When I lived in the Northeast, I used to love snow days. Everyone did, of course. I took a kind of cosmic pleasure in seeing my world come to a halt. At last God had gotten the better of our busy selves. Though proclaimed by the schools, the snow day seemed in fact a divinely imposed sabbath–a white sabbath, come in its own soft fluffy way to stop us in our tracks and force us to do nothing, or at least much less than we expected to do. It was an invitation to rest that we could not easily refuse.

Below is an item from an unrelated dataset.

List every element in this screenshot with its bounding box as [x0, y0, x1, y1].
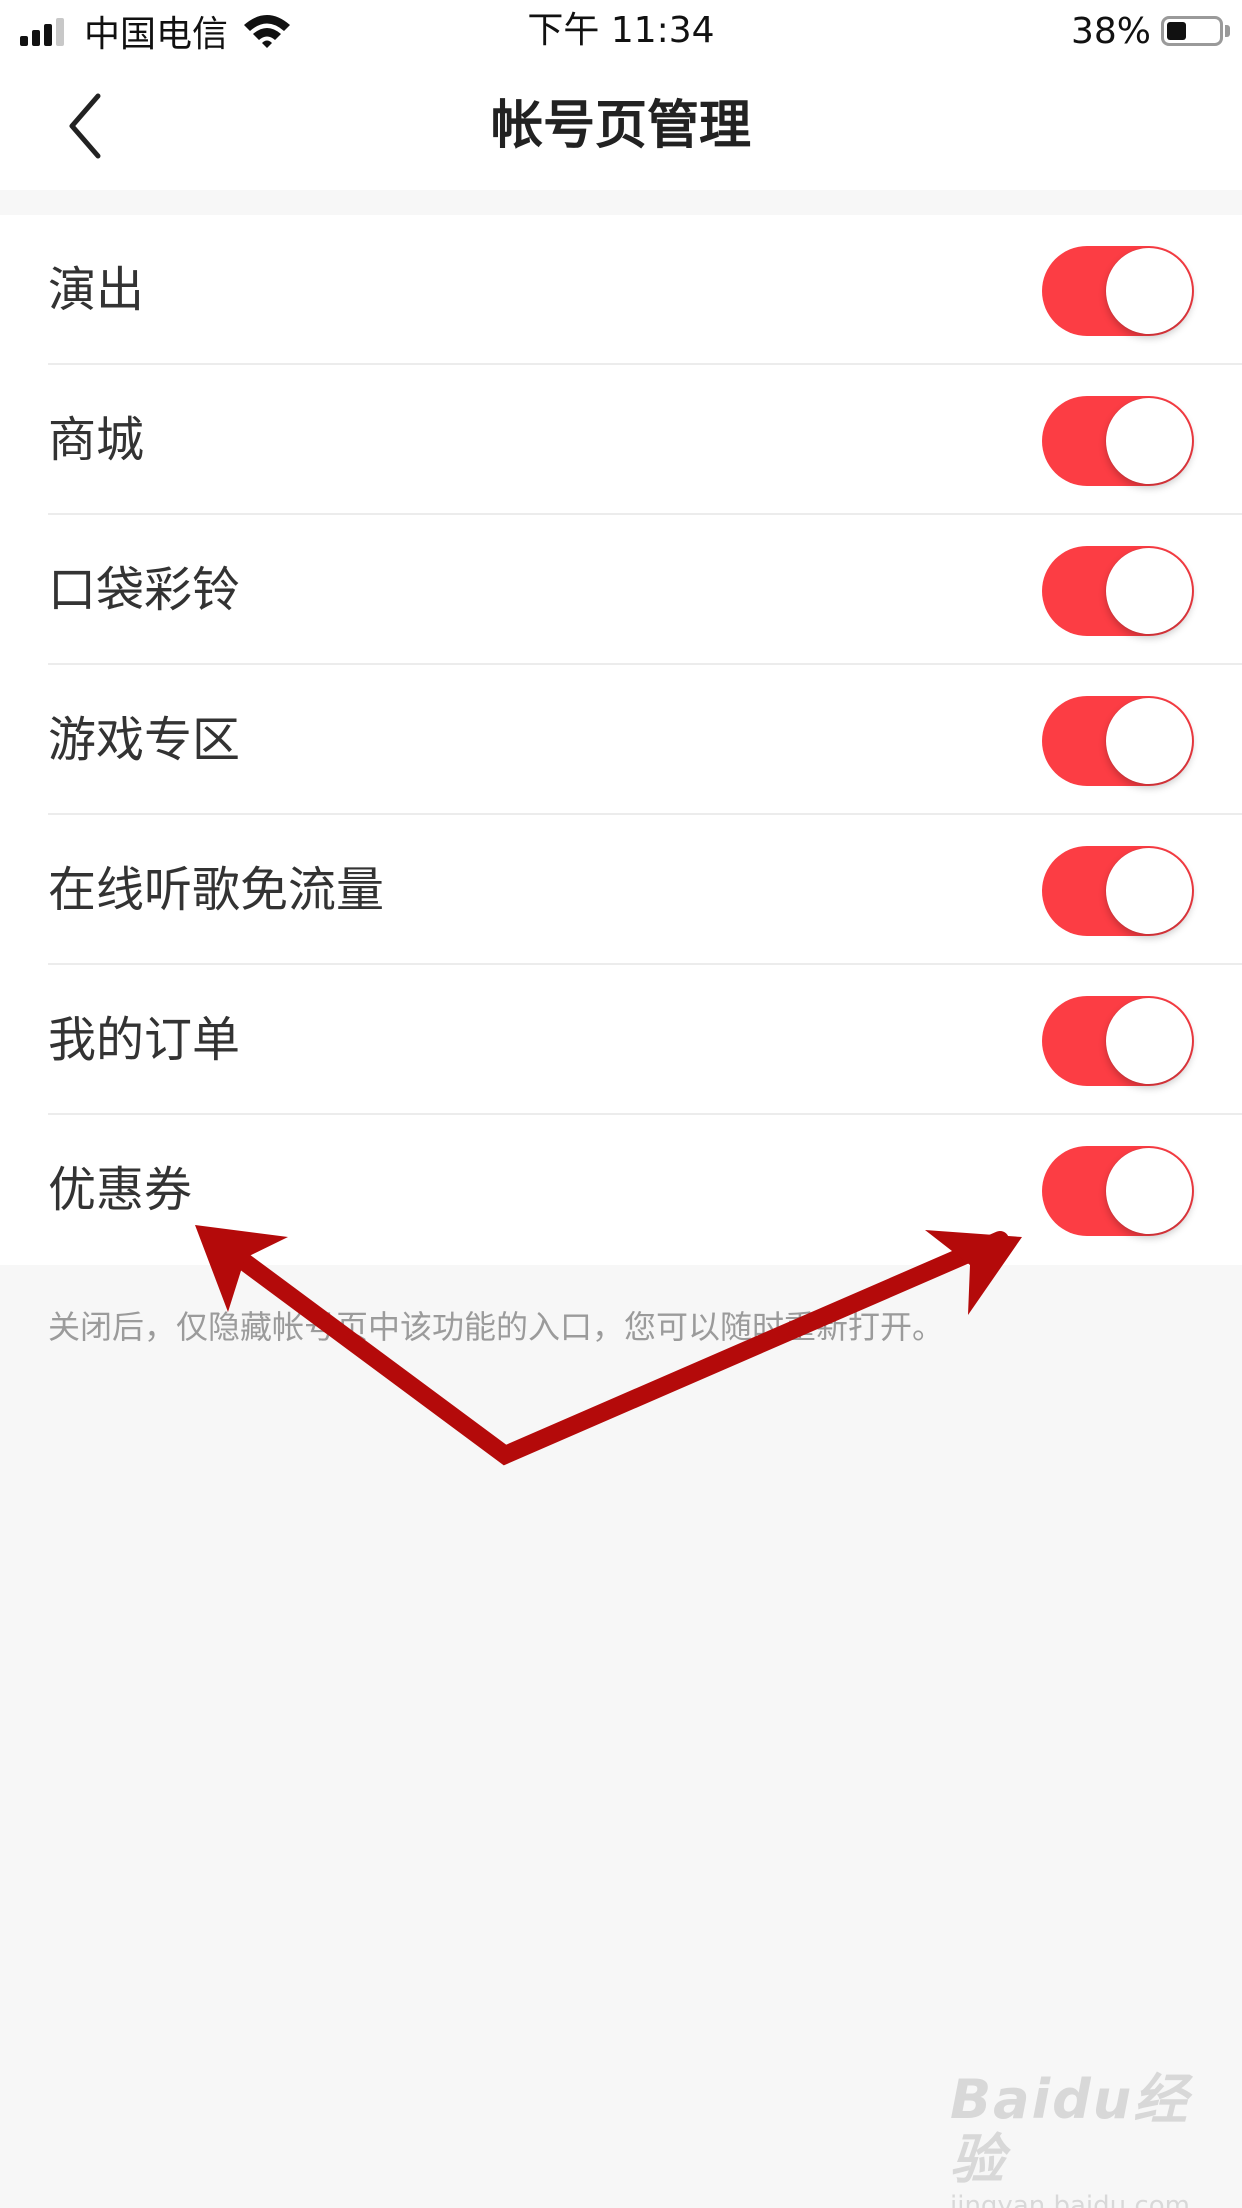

We already have sabbath days, of course–days to be devoted to rest and worship. In Judaism, the sabbath is Saturday; in Christianity, it is the Lord’s Day, or Sunday. One day in seven, our civilization, according to these faiths, should come to a massive halt. Men and women of action should become men and women of contemplation. Men and women concerned about this life should direct their attention to the next. The lovers of time should consider what eternity has to offer. We should not go to school, not go to work; not shop or buy or sell in the usual way we do. The busy wheel of a community’s daily life should stop its turning. Like God when He finished creation, we should look upon what we have done during the week, and, where applicable, pronounce it good, indeed, very good (Genesis 1:31).
I suppose it goes without saying that Sunday, in this historically Christian country, is no longer observed as a sabbath. I am afraid we now need snow days to teach us, through that delicious sense of sudden incapacitation for our usual business, how we should approach our real sabbath, which comes to us weekly, whether it snows or not.
One response to “Snowdays and Sundays”
Yes, and up north the two feet or so of snow that it took to make a snow day also acted as a kind of hush blanket. Of course, I semi-sabotaged my own two snow Sabbaths in Houston by recording my scheduled lectures anyway, creating my own YouTube station, and learning how to post them. But I still fit in some extra zzzs and a mug of hot cocoa.